Mon souvenir des origines du Mémorial Michelsberg remonte au milieu des années 1980. Le projet de commémoration de la Shoah est né grâce à une particularité historique dans les relations entre la ville et ses citoyens juifs. Il a été inspiré par le désir mutuel de promouvoir et de renforcer l’amitié entre la capitale de l’État de la Hesse, Wiesbaden, et sa communauté juive. Compte tenu des résultats, et je l’avoue quelque peu fier de ce qui a été réalisé, je me souviens du long processus de réflexion, de discussion et d’argumentation, qui a commencé pour moi le 9 novembre 1984 : c’était un après-midi froid et les circonstances ne se prêtaient pas vraiment à une commémoration digne de ce nom.

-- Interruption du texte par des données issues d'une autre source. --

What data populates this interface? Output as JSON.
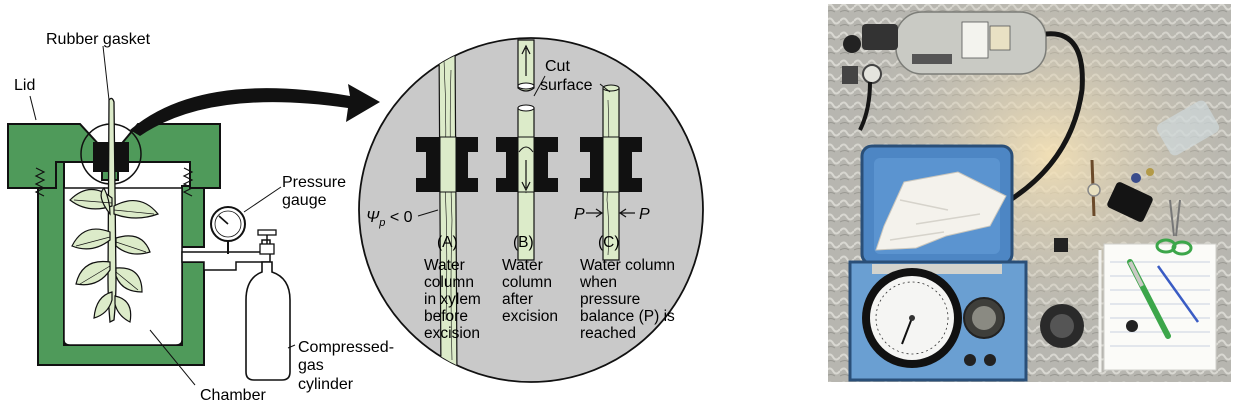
{
  "diagram": {
    "labels": {
      "lid": "Lid",
      "rubber_gasket": "Rubber gasket",
      "pressure_gauge_1": "Pressure",
      "pressure_gauge_2": "gauge",
      "compressed_gas_1": "Compressed-",
      "compressed_gas_2": "gas",
      "compressed_gas_3": "cylinder",
      "chamber": "Chamber",
      "cut_surface_1": "Cut",
      "cut_surface_2": "surface",
      "psi_symbol": "Ψ",
      "psi_sub": "p",
      "psi_rel": " < 0",
      "p_left": "P",
      "p_right": "P"
    },
    "panels": [
      {
        "id": "A",
        "tag": "(A)",
        "lines": [
          "Water",
          "column",
          "in xylem",
          "before",
          "excision"
        ]
      },
      {
        "id": "B",
        "tag": "(B)",
        "lines": [
          "Water",
          "column",
          "after",
          "excision"
        ]
      },
      {
        "id": "C",
        "tag": "(C)",
        "lines": [
          "Water column",
          "when",
          "pressure",
          "balance (P) is",
          "reached"
        ]
      }
    ],
    "colors": {
      "chamber_green": "#4f9a5a",
      "stem_light": "#dcebc9",
      "circle_gray": "#c9c9c9",
      "outline": "#111111"
    }
  },
  "photo": {
    "description_icon": "pressure-chamber-photo",
    "colors": {
      "lid_blue": "#4d86c4",
      "table_silver": "#b9b9b4",
      "cylinder_silver": "#c9cac4"
    }
  }
}
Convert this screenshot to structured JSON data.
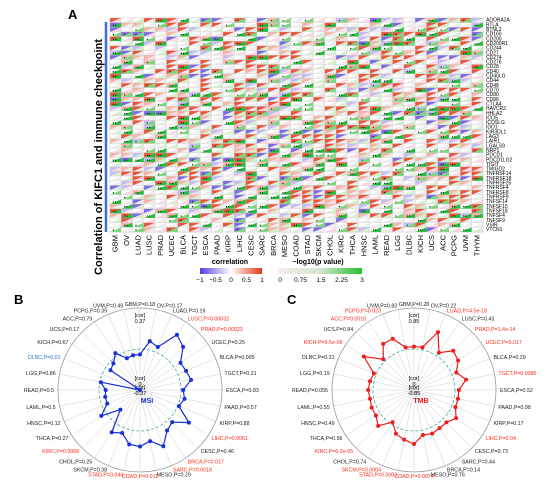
{
  "panel_a": {
    "letter": "A",
    "ylabel": "Correlation of KIFC1 and immune checkpoint",
    "legend_corr_title": "correlation",
    "legend_corr_ticks": [
      "−1",
      "−0.5",
      "0",
      "0.5",
      "1"
    ],
    "legend_p_title": "−log10(p value)",
    "legend_p_ticks": [
      "0",
      "0.75",
      "1.5",
      "2.25",
      "3"
    ],
    "colors": {
      "neg": "#5b3de0",
      "zero": "#ffffff",
      "pos": "#e23a1b",
      "p_low": "#fbe9ee",
      "p_high": "#22c02c"
    }
  },
  "panel_b": {
    "letter": "B",
    "title": "MSI",
    "ring_outer": "[cor]\n0.37",
    "ring_inner": "[cor]\n-0.37",
    "center": "[cor]\n0",
    "line_color": "#1830d8",
    "sig_color": "#ff2a1a",
    "neg_sig_color": "#1a78d4",
    "normal_color": "#222222"
  },
  "panel_c": {
    "letter": "C",
    "title": "TMB",
    "ring_outer": "[cor]\n0.85",
    "ring_inner": "[cor]\n-0.85",
    "center": "[cor]\n0",
    "line_color": "#ee1c1c",
    "sig_color": "#ff2a1a",
    "normal_color": "#222222"
  },
  "chart_data": [
    {
      "type": "heatmap",
      "title": "",
      "ylabel": "Correlation of KIFC1 and immune checkpoint",
      "x_categories": [
        "GBM",
        "OV",
        "LUAD",
        "LUSC",
        "PRAD",
        "UCEC",
        "BLCA",
        "TGCT",
        "ESCA",
        "PAAD",
        "KIRP",
        "LIHC",
        "CESC",
        "SARC",
        "BRCA",
        "MESO",
        "COAD",
        "STAD",
        "SKCM",
        "CHOL",
        "KIRC",
        "THCA",
        "HNSC",
        "LAML",
        "READ",
        "LGG",
        "DLBC",
        "KICH",
        "UCS",
        "ACC",
        "PCPG",
        "UVM",
        "THYM"
      ],
      "y_categories": [
        "ADORA2A",
        "BTLA",
        "BTNL2",
        "CD160",
        "CD200",
        "CD200R1",
        "CD244",
        "CD27",
        "CD274",
        "CD276",
        "CD28",
        "CD40",
        "CD40LG",
        "CD44",
        "CD48",
        "CD70",
        "CD80",
        "CD86",
        "CTLA4",
        "HAVCR2",
        "HHLA2",
        "ICOS",
        "ICOSLG",
        "IDO1",
        "KIR3DL1",
        "LAG3",
        "LAIR1",
        "LGALS9",
        "NRP1",
        "PDCD1",
        "PDCD1LG2",
        "TIGIT",
        "TMIGD2",
        "TNFRSF14",
        "TNFRSF18",
        "TNFRSF25",
        "TNFRSF4",
        "TNFRSF8",
        "TNFRSF9",
        "TNFSF14",
        "TNFSF15",
        "TNFSF18",
        "TNFSF4",
        "TNFSF9",
        "VSIR",
        "VTCN1"
      ],
      "color_scale": "correlation -1..1 (purple-white-red), -log10(p) 0..3 (pink-green)"
    },
    {
      "type": "radar",
      "title": "MSI",
      "range": [
        -0.37,
        0.37
      ],
      "items": [
        {
          "name": "GBM",
          "r": -0.05,
          "p": "0.18",
          "sig": false
        },
        {
          "name": "OV",
          "r": 0.08,
          "p": "0.17",
          "sig": false
        },
        {
          "name": "LUAD",
          "r": 0.05,
          "p": "0.19",
          "sig": false
        },
        {
          "name": "LUSC",
          "r": 0.23,
          "p": "0.00032",
          "sig": true
        },
        {
          "name": "PRAD",
          "r": 0.18,
          "p": "0.00023",
          "sig": true
        },
        {
          "name": "UCEC",
          "r": 0.07,
          "p": "0.25",
          "sig": false
        },
        {
          "name": "BLCA",
          "r": 0.08,
          "p": "0.095",
          "sig": false
        },
        {
          "name": "TGCT",
          "r": 0.1,
          "p": "0.21",
          "sig": false
        },
        {
          "name": "ESCA",
          "r": 0.02,
          "p": "0.83",
          "sig": false
        },
        {
          "name": "PAAD",
          "r": 0.04,
          "p": "0.57",
          "sig": false
        },
        {
          "name": "KIRP",
          "r": 0.01,
          "p": "0.88",
          "sig": false
        },
        {
          "name": "LIHC",
          "r": 0.16,
          "p": "0.0061",
          "sig": true
        },
        {
          "name": "CESC",
          "r": 0.04,
          "p": "0.46",
          "sig": false
        },
        {
          "name": "BRCA",
          "r": 0.07,
          "p": "0.017",
          "sig": true
        },
        {
          "name": "SARC",
          "r": 0.18,
          "p": "0.0018",
          "sig": true
        },
        {
          "name": "MESO",
          "r": 0.1,
          "p": "0.29",
          "sig": false
        },
        {
          "name": "COAD",
          "r": 0.14,
          "p": "0.011",
          "sig": true
        },
        {
          "name": "STAD",
          "r": 0.13,
          "p": "0.044",
          "sig": true
        },
        {
          "name": "SKCM",
          "r": 0.05,
          "p": "0.38",
          "sig": false
        },
        {
          "name": "CHOL",
          "r": 0.09,
          "p": "0.25",
          "sig": false
        },
        {
          "name": "KIRC",
          "r": -0.12,
          "p": "0.0066",
          "sig": true
        },
        {
          "name": "THCA",
          "r": 0.05,
          "p": "0.27",
          "sig": false
        },
        {
          "name": "HNSC",
          "r": -0.05,
          "p": "0.12",
          "sig": false
        },
        {
          "name": "LAML",
          "r": -0.05,
          "p": "0.5",
          "sig": false
        },
        {
          "name": "READ",
          "r": -0.06,
          "p": "0.5",
          "sig": false
        },
        {
          "name": "LGG",
          "r": -0.01,
          "p": "0.86",
          "sig": false
        },
        {
          "name": "DLBC",
          "r": -0.37,
          "p": "0.01",
          "sig": true,
          "neg": true
        },
        {
          "name": "KICH",
          "r": -0.05,
          "p": "0.67",
          "sig": false
        },
        {
          "name": "UCS",
          "r": -0.03,
          "p": "0.17",
          "sig": false
        },
        {
          "name": "ACC",
          "r": 0.03,
          "p": "0.79",
          "sig": false
        },
        {
          "name": "PCPG",
          "r": -0.06,
          "p": "0.39",
          "sig": false
        },
        {
          "name": "UVM",
          "r": -0.05,
          "p": "0.49",
          "sig": false
        }
      ]
    },
    {
      "type": "radar",
      "title": "TMB",
      "range": [
        -0.85,
        0.85
      ],
      "items": [
        {
          "name": "GBM",
          "r": 0.05,
          "p": "0.28",
          "sig": false
        },
        {
          "name": "OV",
          "r": 0.05,
          "p": "0.22",
          "sig": false
        },
        {
          "name": "LUAD",
          "r": 0.45,
          "p": "4.5e-18",
          "sig": true
        },
        {
          "name": "LUSC",
          "r": 0.08,
          "p": "0.43",
          "sig": false
        },
        {
          "name": "PRAD",
          "r": 0.3,
          "p": "1.4e-14",
          "sig": true
        },
        {
          "name": "UCEC",
          "r": 0.25,
          "p": "0.017",
          "sig": true
        },
        {
          "name": "BLCA",
          "r": 0.1,
          "p": "0.29",
          "sig": false
        },
        {
          "name": "TGCT",
          "r": 0.25,
          "p": "0.0085",
          "sig": true
        },
        {
          "name": "ESCA",
          "r": 0.08,
          "p": "0.52",
          "sig": false
        },
        {
          "name": "PAAD",
          "r": 0.08,
          "p": "0.98",
          "sig": false
        },
        {
          "name": "KIRP",
          "r": 0.08,
          "p": "0.17",
          "sig": false
        },
        {
          "name": "LIHC",
          "r": 0.2,
          "p": "0.04",
          "sig": true
        },
        {
          "name": "CESC",
          "r": 0.1,
          "p": "0.73",
          "sig": false
        },
        {
          "name": "SARC",
          "r": 0.1,
          "p": "0.44",
          "sig": false
        },
        {
          "name": "BRCA",
          "r": 0.13,
          "p": "0.14",
          "sig": false
        },
        {
          "name": "MESO",
          "r": 0.1,
          "p": "0.76",
          "sig": false
        },
        {
          "name": "COAD",
          "r": 0.27,
          "p": "0.0074",
          "sig": true
        },
        {
          "name": "STAD",
          "r": 0.2,
          "p": "0.0003",
          "sig": true
        },
        {
          "name": "SKCM",
          "r": 0.13,
          "p": "0.0004",
          "sig": true
        },
        {
          "name": "CHOL",
          "r": -0.05,
          "p": "0.74",
          "sig": false
        },
        {
          "name": "KIRC",
          "r": 0.2,
          "p": "6.2e-05",
          "sig": true
        },
        {
          "name": "THCA",
          "r": 0.1,
          "p": "0.56",
          "sig": false
        },
        {
          "name": "HNSC",
          "r": 0.1,
          "p": "0.49",
          "sig": false
        },
        {
          "name": "LAML",
          "r": 0.08,
          "p": "0.55",
          "sig": false
        },
        {
          "name": "READ",
          "r": 0.1,
          "p": "0.055",
          "sig": false
        },
        {
          "name": "LGG",
          "r": 0.08,
          "p": "0.19",
          "sig": false
        },
        {
          "name": "DLBC",
          "r": 0.05,
          "p": "0.31",
          "sig": false
        },
        {
          "name": "KICH",
          "r": 0.4,
          "p": "9.5e-09",
          "sig": true
        },
        {
          "name": "UCS",
          "r": 0.05,
          "p": "0.84",
          "sig": false
        },
        {
          "name": "ACC",
          "r": 0.3,
          "p": "0.0016",
          "sig": true
        },
        {
          "name": "PCPG",
          "r": 0.3,
          "p": "0.023",
          "sig": true
        },
        {
          "name": "UVM",
          "r": 0.05,
          "p": "0.83",
          "sig": false
        }
      ]
    }
  ]
}
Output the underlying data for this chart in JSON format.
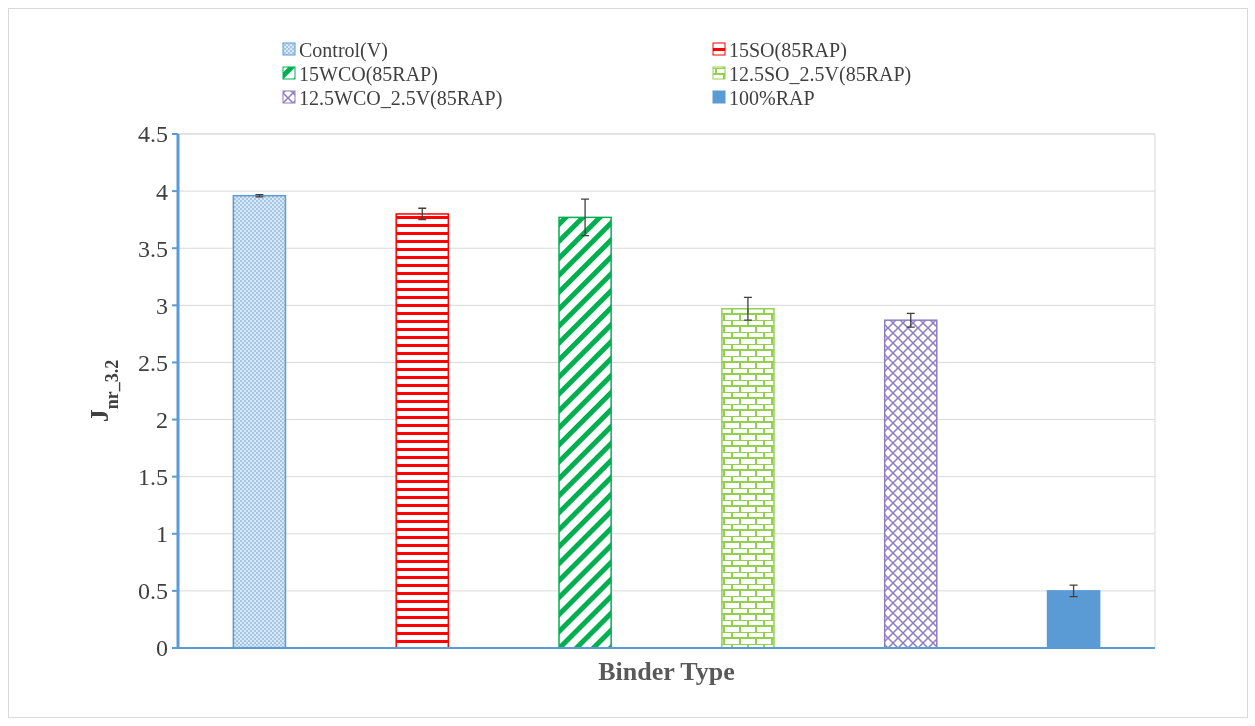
{
  "chart_data": {
    "type": "bar",
    "xlabel": "Binder Type",
    "ylabel": "J$_{nr_3.2}$",
    "categories": [
      null,
      null,
      null,
      null,
      null,
      null
    ],
    "series": [
      {
        "name": "Control(V)",
        "color": "#5b9bd5",
        "values": [
          3.96,
          null,
          null,
          null,
          null,
          null
        ],
        "errors": [
          0.01,
          null,
          null,
          null,
          null,
          null
        ]
      },
      {
        "name": "15SO(85RAP)",
        "color": "#ff0000",
        "values": [
          null,
          3.8,
          null,
          null,
          null,
          null
        ],
        "errors": [
          null,
          0.05,
          null,
          null,
          null,
          null
        ]
      },
      {
        "name": "15WCO(85RAP)",
        "color": "#00b050",
        "values": [
          null,
          null,
          3.77,
          null,
          null,
          null
        ],
        "errors": [
          null,
          null,
          0.16,
          null,
          null,
          null
        ]
      },
      {
        "name": "12.5SO_2.5V(85RAP)",
        "color": "#92d050",
        "values": [
          null,
          null,
          null,
          2.97,
          null,
          null
        ],
        "errors": [
          null,
          null,
          null,
          0.1,
          null,
          null
        ]
      },
      {
        "name": "12.5WCO_2.5V(85RAP)",
        "color": "#8e7cc3",
        "values": [
          null,
          null,
          null,
          null,
          2.87,
          null
        ],
        "errors": [
          null,
          null,
          null,
          null,
          0.06,
          null
        ]
      },
      {
        "name": "100%RAP",
        "color": "#5b9bd5",
        "values": [
          null,
          null,
          null,
          null,
          null,
          0.5
        ],
        "errors": [
          null,
          null,
          null,
          null,
          null,
          0.05
        ]
      }
    ],
    "ylim": [
      0,
      4.5
    ],
    "yticks": [
      0,
      0.5,
      1,
      1.5,
      2,
      2.5,
      3,
      3.5,
      4,
      4.5
    ],
    "grid": "y",
    "legend": "top"
  }
}
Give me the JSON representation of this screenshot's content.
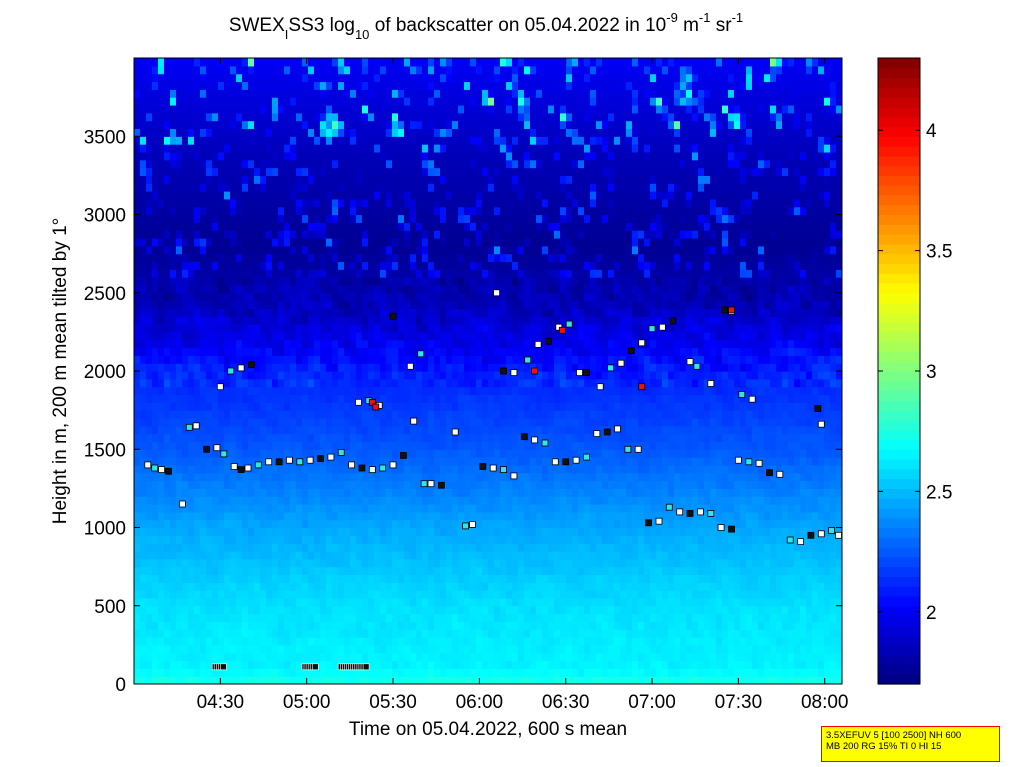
{
  "title": {
    "pre": "SWEX",
    "sub1": "I",
    "mid": "SS3 log",
    "sub2": "10",
    "post": " of backscatter on 05.04.2022 in 10",
    "sup1": "-9",
    "unit1": " m",
    "sup2": "-1",
    "unit2": " sr",
    "sup3": "-1"
  },
  "info_box": {
    "line1": "3.5XEFUV 5 [100 2500] NH 600",
    "line2": "MB 200 RG 15% TI 0 HI 15"
  },
  "colors": {
    "frame": "#000000",
    "info_border": "#ff0000",
    "info_fill": "#ffff00",
    "colormap": "jet"
  },
  "chart_data": {
    "type": "heatmap",
    "xlabel": "Time on 05.04.2022, 600 s mean",
    "ylabel": "Height in m, 200 m mean tilted by 1°",
    "x_range_hours": [
      4.0,
      8.1
    ],
    "y_range_m": [
      0,
      4000
    ],
    "x_ticks": [
      {
        "value": 4.5,
        "label": "04:30"
      },
      {
        "value": 5.0,
        "label": "05:00"
      },
      {
        "value": 5.5,
        "label": "05:30"
      },
      {
        "value": 6.0,
        "label": "06:00"
      },
      {
        "value": 6.5,
        "label": "06:30"
      },
      {
        "value": 7.0,
        "label": "07:00"
      },
      {
        "value": 7.5,
        "label": "07:30"
      },
      {
        "value": 8.0,
        "label": "08:00"
      }
    ],
    "y_ticks": [
      {
        "value": 0,
        "label": "0"
      },
      {
        "value": 500,
        "label": "500"
      },
      {
        "value": 1000,
        "label": "1000"
      },
      {
        "value": 1500,
        "label": "1500"
      },
      {
        "value": 2000,
        "label": "2000"
      },
      {
        "value": 2500,
        "label": "2500"
      },
      {
        "value": 3000,
        "label": "3000"
      },
      {
        "value": 3500,
        "label": "3500"
      }
    ],
    "colorbar": {
      "range": [
        1.7,
        4.3
      ],
      "ticks": [
        {
          "value": 2,
          "label": "2"
        },
        {
          "value": 2.5,
          "label": "2.5"
        },
        {
          "value": 3,
          "label": "3"
        },
        {
          "value": 3.5,
          "label": "3.5"
        },
        {
          "value": 4,
          "label": "4"
        }
      ]
    },
    "background_profile": [
      {
        "height": 0,
        "value": 2.75
      },
      {
        "height": 100,
        "value": 2.65
      },
      {
        "height": 500,
        "value": 2.6
      },
      {
        "height": 1000,
        "value": 2.45
      },
      {
        "height": 1500,
        "value": 2.25
      },
      {
        "height": 2000,
        "value": 2.1
      },
      {
        "height": 2400,
        "value": 1.85
      },
      {
        "height": 2800,
        "value": 1.75
      },
      {
        "height": 3400,
        "value": 1.85
      },
      {
        "height": 4000,
        "value": 2.0
      }
    ],
    "cloud_layers": [
      {
        "name": "low",
        "points": [
          [
            4.08,
            1400
          ],
          [
            4.12,
            1380
          ],
          [
            4.16,
            1370
          ],
          [
            4.2,
            1360
          ],
          [
            4.28,
            1150
          ],
          [
            4.32,
            1640
          ],
          [
            4.36,
            1650
          ],
          [
            4.42,
            1500
          ],
          [
            4.48,
            1510
          ],
          [
            4.52,
            1470
          ],
          [
            4.58,
            1390
          ],
          [
            4.62,
            1370
          ],
          [
            4.66,
            1380
          ],
          [
            4.72,
            1400
          ],
          [
            4.78,
            1420
          ],
          [
            4.84,
            1420
          ],
          [
            4.9,
            1430
          ],
          [
            4.96,
            1420
          ],
          [
            5.02,
            1430
          ],
          [
            5.08,
            1440
          ],
          [
            5.14,
            1450
          ],
          [
            5.2,
            1480
          ],
          [
            5.26,
            1400
          ],
          [
            5.32,
            1380
          ],
          [
            5.38,
            1370
          ],
          [
            5.44,
            1380
          ],
          [
            5.5,
            1400
          ],
          [
            5.56,
            1460
          ],
          [
            5.62,
            1680
          ],
          [
            5.68,
            1280
          ],
          [
            5.72,
            1280
          ],
          [
            5.78,
            1270
          ],
          [
            5.86,
            1610
          ],
          [
            5.92,
            1010
          ],
          [
            5.96,
            1020
          ],
          [
            6.02,
            1390
          ],
          [
            6.08,
            1380
          ],
          [
            6.14,
            1370
          ],
          [
            6.2,
            1330
          ],
          [
            6.26,
            1580
          ],
          [
            6.32,
            1560
          ],
          [
            6.38,
            1540
          ],
          [
            6.44,
            1420
          ],
          [
            6.5,
            1420
          ],
          [
            6.56,
            1430
          ],
          [
            6.62,
            1450
          ],
          [
            6.68,
            1600
          ],
          [
            6.74,
            1610
          ],
          [
            6.8,
            1630
          ],
          [
            6.86,
            1500
          ],
          [
            6.92,
            1500
          ],
          [
            6.98,
            1030
          ],
          [
            7.04,
            1040
          ],
          [
            7.1,
            1130
          ],
          [
            7.16,
            1100
          ],
          [
            7.22,
            1090
          ],
          [
            7.28,
            1100
          ],
          [
            7.34,
            1090
          ],
          [
            7.4,
            1000
          ],
          [
            7.46,
            990
          ],
          [
            7.5,
            1430
          ],
          [
            7.56,
            1420
          ],
          [
            7.62,
            1410
          ],
          [
            7.68,
            1350
          ],
          [
            7.74,
            1340
          ],
          [
            7.8,
            920
          ],
          [
            7.86,
            910
          ],
          [
            7.92,
            950
          ],
          [
            7.98,
            960
          ],
          [
            8.04,
            980
          ],
          [
            8.08,
            950
          ]
        ]
      },
      {
        "name": "mid",
        "points": [
          [
            4.5,
            1900
          ],
          [
            4.56,
            2000
          ],
          [
            4.62,
            2020
          ],
          [
            4.68,
            2040
          ],
          [
            5.3,
            1800
          ],
          [
            5.36,
            1810
          ],
          [
            5.42,
            1780
          ],
          [
            5.5,
            2350
          ],
          [
            5.6,
            2030
          ],
          [
            5.66,
            2110
          ],
          [
            6.1,
            2500
          ],
          [
            6.14,
            2000
          ],
          [
            6.2,
            1990
          ],
          [
            6.28,
            2070
          ],
          [
            6.34,
            2170
          ],
          [
            6.4,
            2190
          ],
          [
            6.46,
            2280
          ],
          [
            6.52,
            2300
          ],
          [
            6.58,
            1990
          ],
          [
            6.62,
            1990
          ],
          [
            6.7,
            1900
          ],
          [
            6.76,
            2020
          ],
          [
            6.82,
            2050
          ],
          [
            6.88,
            2130
          ],
          [
            6.94,
            2180
          ],
          [
            7.0,
            2270
          ],
          [
            7.06,
            2280
          ],
          [
            7.12,
            2320
          ],
          [
            7.22,
            2060
          ],
          [
            7.26,
            2030
          ],
          [
            7.34,
            1920
          ],
          [
            7.42,
            2390
          ],
          [
            7.46,
            2380
          ],
          [
            7.52,
            1850
          ],
          [
            7.58,
            1820
          ],
          [
            7.96,
            1760
          ],
          [
            7.98,
            1660
          ]
        ]
      }
    ],
    "ground_returns": [
      {
        "from": 4.47,
        "to": 4.52,
        "height": 110
      },
      {
        "from": 4.99,
        "to": 5.05,
        "height": 110
      },
      {
        "from": 5.2,
        "to": 5.35,
        "height": 110
      }
    ],
    "high_value_markers": [
      [
        5.38,
        1800
      ],
      [
        5.4,
        1770
      ],
      [
        6.32,
        2000
      ],
      [
        6.48,
        2260
      ],
      [
        6.94,
        1900
      ],
      [
        7.46,
        2390
      ]
    ]
  }
}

Le bruit de la rue empêchait toute tentative de discours. Suite à cet événement, nous, c’est-à-dire Dr Hans-Joachim Jentsch, alors maire de Wiesbaden, et moi-même avons discuté de la possibilité de rendre publics les noms des victimes de la Shoah de Wiesbaden, peut-être même à cet endroit. Quelques semaines auparavant, Dr Jentsch avait remis à Yad Vashem à Jérusalem un livre destiné à commémorer les victimes.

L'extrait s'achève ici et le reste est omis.